La Commission nationale de l'informatique et des libertés (CNIL) a publié, le 5 décembre 2024, une communication sur la mise en demeure du ministère de l'intérieur et de six communes, à la suite de l'utilisation de logiciels d'analyse automatisée d'images couplés à des caméras.
Elle rappelle que sa décision de contrôle du ministère a été prise à la suite de la publication par un journal d’investigation (le 14 novembre 2023) d’une enquête révélant l’utilisation par les services du ministère de l’intérieur d’un logiciel d’analyse vidéo commercialisé par la société Briefcam.
La CNIL a fait de la thématique des usages des caméras "augmentées" un axe prioritaire de son plan stratégique 2022-2024.
Caméras "augmentées" : les usages autorisés
L'utilisation dans l'espace public de caméras associées à un logiciel de traitement automatique d'images en temps réel est interdit (sauf pour la production de statistiques – mesure de l'affluence par exemple).
Toutefois l'article 10 de la loi du 19 mai 2023 autorise leur expérimentation (jusqu’au 31 mars 2025) "à la seule fin d'assurer la sécurité de manifestations sportives, récréatives ou culturelles qui, par l'ampleur de leur fréquentation ou par leurs circonstances, sont particulièrement exposées à des risques d'actes de terrorisme ou d'atteintes graves à la sécurité des personnes."
Seule l’utilisation de logiciels d’analyse automatique d'images en différé (à partir d’images déjà enregistrées) est autorisée pour les besoins d'enquêtes judiciaires dans les conditions définies à l'article 230-20 et suivants du code de procédure pénale.
On parle dans ce cas de "logiciels de rapprochement judiciaire" (LRJ).
Les manquements des administrations mises en demeure
D'après la décision de la CNIL concernant le ministère de l'intérieur, différents services de police et de gendarmerie ont utilisé de façon illicite des logiciels d’analyse vidéo (qui constituent des LRJ) pendant plusieurs années en n'ayant pas rempli leurs obligations auprès de la CNIL (engagement de conformité et analyse d’impact relative à la protection des données – AIPD).

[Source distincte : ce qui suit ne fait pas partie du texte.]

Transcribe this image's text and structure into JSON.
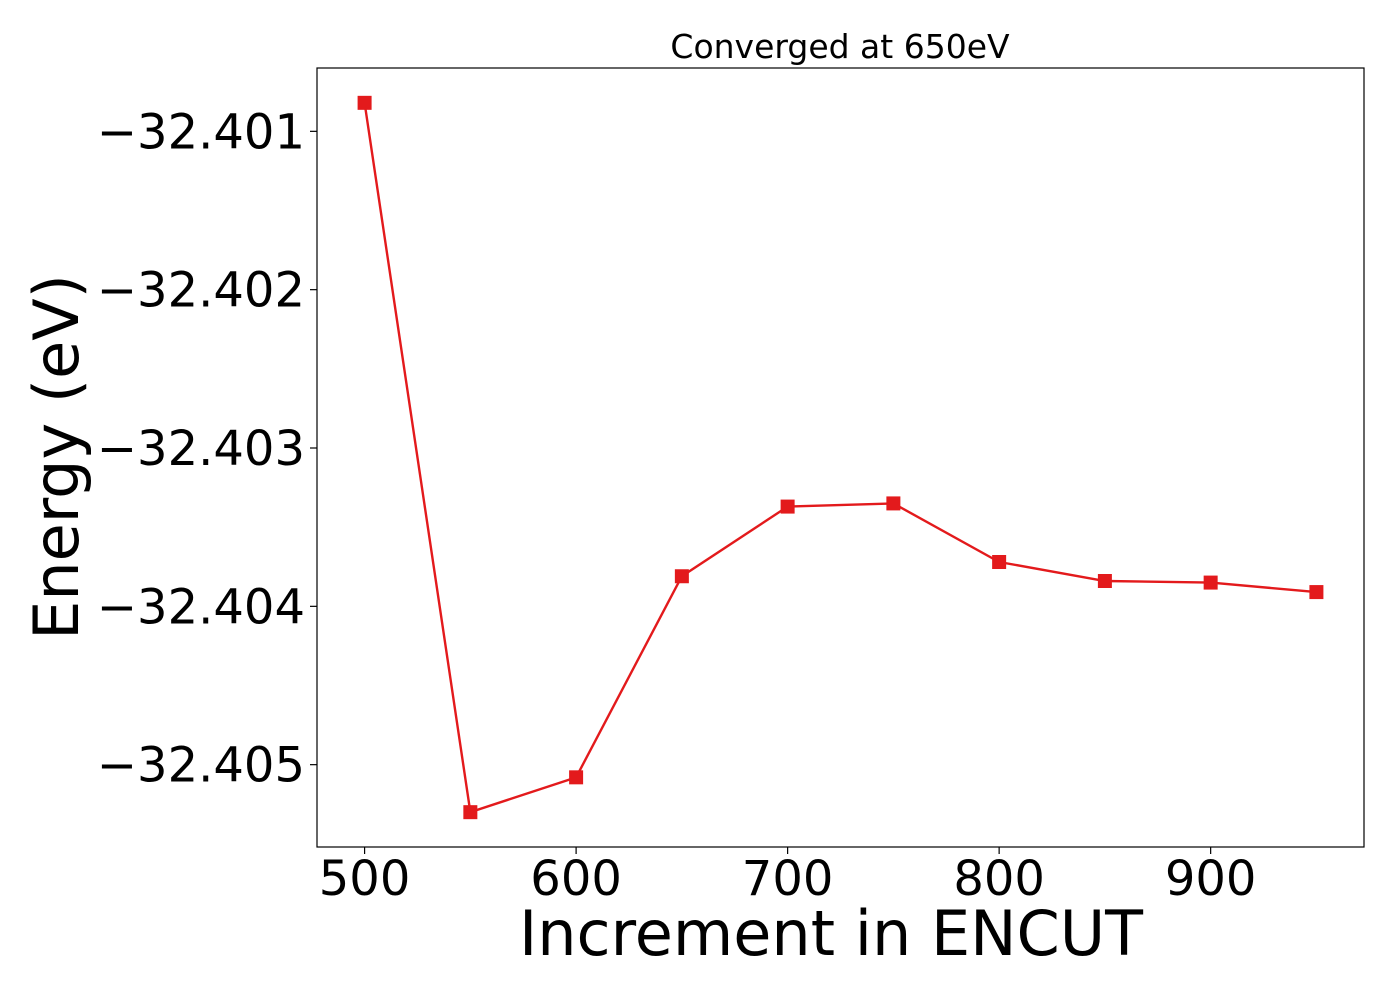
{
  "chart_data": {
    "type": "line",
    "title": "Converged at 650eV",
    "xlabel": "Increment in ENCUT",
    "ylabel": "Energy (eV)",
    "x": [
      500,
      550,
      600,
      650,
      700,
      750,
      800,
      850,
      900,
      950
    ],
    "series": [
      {
        "color": "#e31a1c",
        "marker": "square",
        "values": [
          -32.40082,
          -32.4053,
          -32.40508,
          -32.40381,
          -32.40337,
          -32.40335,
          -32.40372,
          -32.40384,
          -32.40385,
          -32.40391
        ]
      }
    ],
    "xlim": [
      477.5,
      972.5
    ],
    "ylim": [
      -32.40552,
      -32.4006
    ],
    "xticks": [
      500,
      600,
      700,
      800,
      900
    ],
    "xtick_labels": [
      "500",
      "600",
      "700",
      "800",
      "900"
    ],
    "yticks": [
      -32.401,
      -32.402,
      -32.403,
      -32.404,
      -32.405
    ],
    "ytick_labels": [
      "−32.401",
      "−32.402",
      "−32.403",
      "−32.404",
      "−32.405"
    ],
    "grid": false,
    "legend": "none"
  }
}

Dans le cadre du contrôle de la CNIL, il a été rapporté qu'une fonctionnalité de reconnaissance faciale a été utilisée "une seule fois, lors des émeutes de l’été 2023."
La CNIL enjoint le ministère de l'intérieur à :
- effectuer un engagement de conformité ainsi qu’une AIPD pour l’ensemble des logiciels de traitements d’analyse automatisée des images utilisés par ses services n’en ayant pas fait l’objet ;
- prendre les mesures adéquates pour empêcher l’utilisation des fonctionnalités de reconnaissance faciale de certains des logiciels d’analyse vidéo utilisés.
S'agissant de six communes sur les huit contrôlées, si la CNIL n’a pas relevé d’utilisation de fonctionnalités de reconnaissance faciale, elle a constaté des usages illégaux ou irréguliers de caméras" augmentées", notamment :
- la détection automatisée de situations laissant présumer une infraction sur le domaine public (stationnement...) ou d’évènements considérés comme "anormaux" ou potentiellement dangereux (attroupements d’individus...), ces usages étant interdits en l’état du droit ;
- la génération de statistiques (par exemple : en mesurant la fréquentation d’une zone en différenciant les usages piétons, camions, vélos, trottinettes...) sans information suffisante des usagers.